I remember the words of the biology teacher, "The heart is the strongest muscle in the human body. There are more cells in the brain than the stars in the galaxy. 72% of the human body is water." And the professor's speech said, "Conscience , it is the voice of God." I just went for a medical examination today, my heart is still abnormal, I have been worried, it is said that the number of heart beats in a person's life is fixed, and a heart that beats too fast is more likely to fail. , so I am always afraid of time, like to do a lot of things at the same time, always want to try them all. Life is sometimes so fragile and sometimes incredibly strong.

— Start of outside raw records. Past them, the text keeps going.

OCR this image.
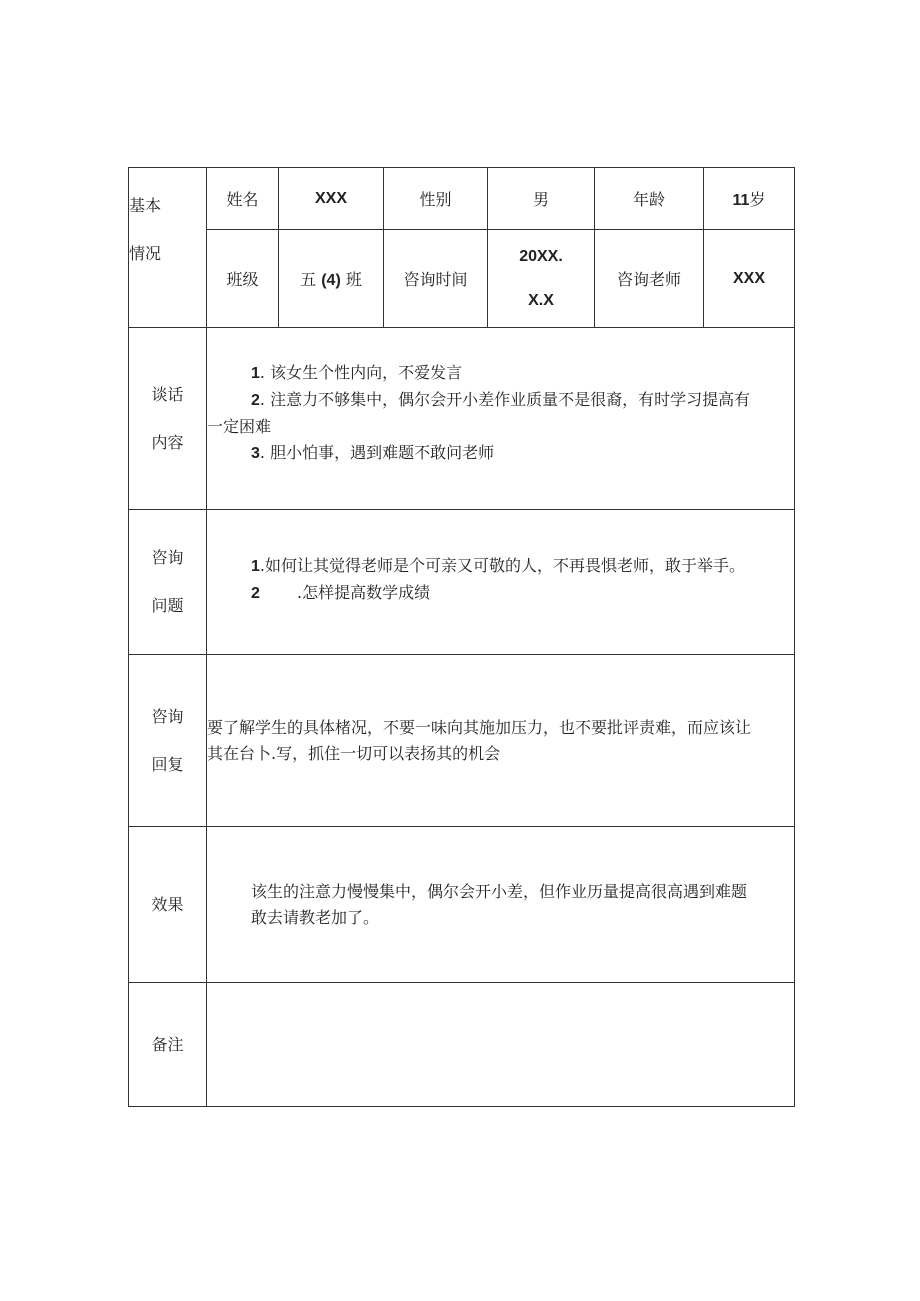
基本
情况	姓名	XXX	性别	男	年龄	11岁
	班级	五 (4) 班	咨询时间	20XX.
X.X	咨询老师	XXX

谈话
内容	1. 该女生个性内向，不爱发言
2. 注意力不够集中，偶尔会开小差作业质量不是很裔，有时学习提高有
一定困难
3. 胆小怕事，遇到难题不敢问老师					

咨询
问题	1.如何让其觉得老师是个可亲又可敬的人，不再畏惧老师，敢于举手。
2 .怎样提高数学成绩					

咨询
回复	要了解学生的具体楮况，不要一味向其施加压力，也不要批评责难，而应该让
其在台卜.写，抓住一切可以表扬其的机会					

效果	该生的注意力慢慢集中，偶尔会开小差，但作业历量提高很高遇到难题
敢去请教老加了。					

备注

Even more impressive are the flowers in the rain, some of which were destroyed by the wind and rain, while others were more vivid and bright after the rain. Tonight in Wuhan, there is lightning and thunder, and the girls' dormitory screams from time to time, but I feel perverted that it always makes me feel at ease on such a night. I love lightning. When I was a child, I would look up to find those flashes, on the dark blue night. I've seen red marks after lightning, short and beautiful. Fireworks once exploded in my hand, and I still have a scar in the middle of my palm. I always imagine the feeling of catching lightning.
It's not a movie review, but I'm still struggling with the day after tomorrow, my Lingchi day. I am still. . . It's too early to give up, and I still can't get over that hurdle in my heart. I'm extremely frustrated and regretful. The only good thing is that, like a confused flower in the rain, it is at least the confusion and sorrow of youth.